The Journey Continues: Nov. 16, 2016

My Bible reading this morning hit upon a topic I have needed to address for a while.  Somehow, God knew today is the day for driving home a biblical point I have been overlooking.  It comes from Luke 6:27-28.  In verse 27 Jesus is telling the crowd that we are to “love our enemies and those who hurt you”.  In verse 28 He goes on to say that along with loving them, we are to bless these same people.  What hit me this morning was brought to the surface when I gave my testimony (story) to the church last Sunday night.  In my testimony I tell a great deal about the hurt and abuse of my past from dad.  I tell how I was able to say, “I love you” to his body when I was called to say he had passed away.  I’d gone to the nursing home where his body lay until the funeral home arrived to remove it.  I hurried over so I could talk to dad.  However, I have never, ever, tried to give blessing to dad.  Up until this very moment I think I’d have politely walked away from anyone who might have suggested such a thing.

Last summer my younger brother told me it troubles him having dad’s name slurred by my book and my testimony.  After all, he is our dad and there was some good about him he’d say.  I took that as Ron’s problem, not mine.  Since then I’ve had numerous occasions where God has brought that message up to me when I’m counseling someone or giving my testimony.  This morning God brought the message home.  God does want me to bless my dad.  It is the fullness of forgiveness.  My dad has been gone for well over 10 years now so my first thought was that it’s too late.  However, in asking God how I’d handle this He simply said I need to balance my remarks about dad by adding what is good about him.  As I was journaling this morning I listed the things I liked about dad.  The thing I liked the most was when he’d come to our bed early in the morning when he was trying to decide something.  He’d always say, “Earn or (Dern-a nickname), are you awake?”  After that he’d go on to tell what he was considering or pondering and ask what I thought about it.  He’d usually include Ron in this too as we always slept together.  As a teen these moments made me feel like I was important to him.  I always liked the fact that dad had a compulsive side  that was fun.  When we would be planning to go to California for Christmas, he’d up and decide we will leave right now.  Everyone would have to pack in a couple hours notice and off we’d go.  That was FUN.

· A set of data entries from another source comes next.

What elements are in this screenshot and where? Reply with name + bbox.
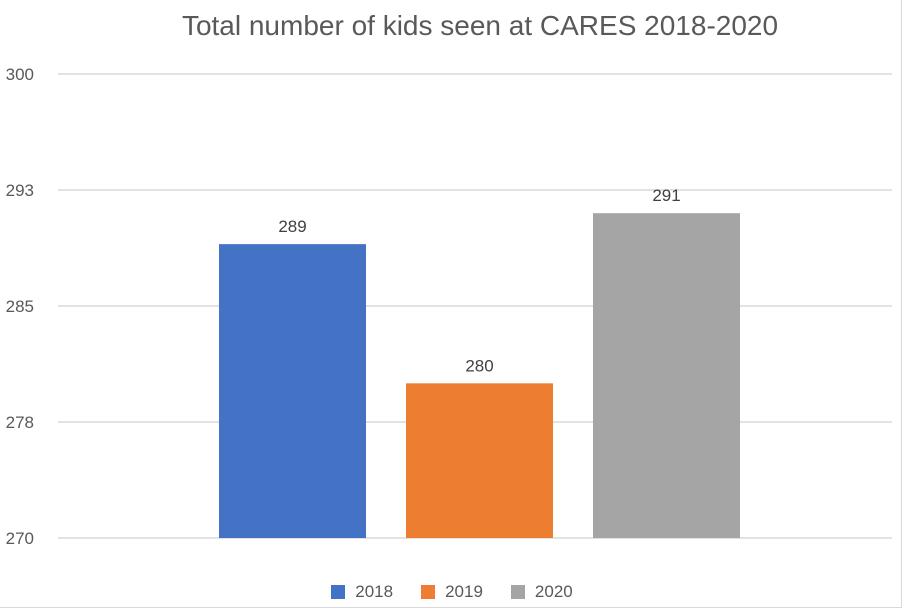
data-label-2018: 289 [278, 217, 306, 236]
data-label-2019: 280 [465, 356, 493, 375]
y-tick-label: 293 [6, 181, 34, 200]
chart-title: Total number of kids seen at CARES 2018-… [181, 10, 779, 41]
y-tick-label: 300 [6, 65, 34, 84]
bar-2018 [219, 244, 366, 538]
bar-2019 [406, 383, 553, 538]
legend-item-2018: 2018 [331, 582, 393, 602]
y-tick-label: 285 [6, 297, 34, 316]
legend-label-2019: 2019 [445, 582, 483, 601]
legend-swatch-2018 [331, 585, 346, 599]
bar-2020 [593, 213, 740, 538]
legend-label-2020: 2020 [534, 582, 573, 601]
legend-item-2020: 2020 [510, 582, 573, 602]
legend-item-2019: 2019 [421, 582, 483, 602]
y-tick-label: 278 [6, 413, 34, 432]
y-tick-label: 270 [6, 529, 34, 548]
data-label-2020: 291 [652, 186, 680, 205]
legend-swatch-2020 [510, 585, 525, 599]
legend-label-2018: 2018 [355, 582, 394, 601]
legend: 2018 2019 2020 [0, 582, 904, 602]
legend-swatch-2019 [421, 585, 436, 599]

As I treasure these moments I can thank dad for these things about him.  In fact, it is heart-warming just to write them out like this.  My dad did do some awful things as a parent but just as Celebrate Recovery teaching me, these awful things in our lives are not our identity, they are our struggle.  These things about my dad were his struggle.  I do not want to make someone think that was his identity.  God had a whole different identity for him just as He does for me.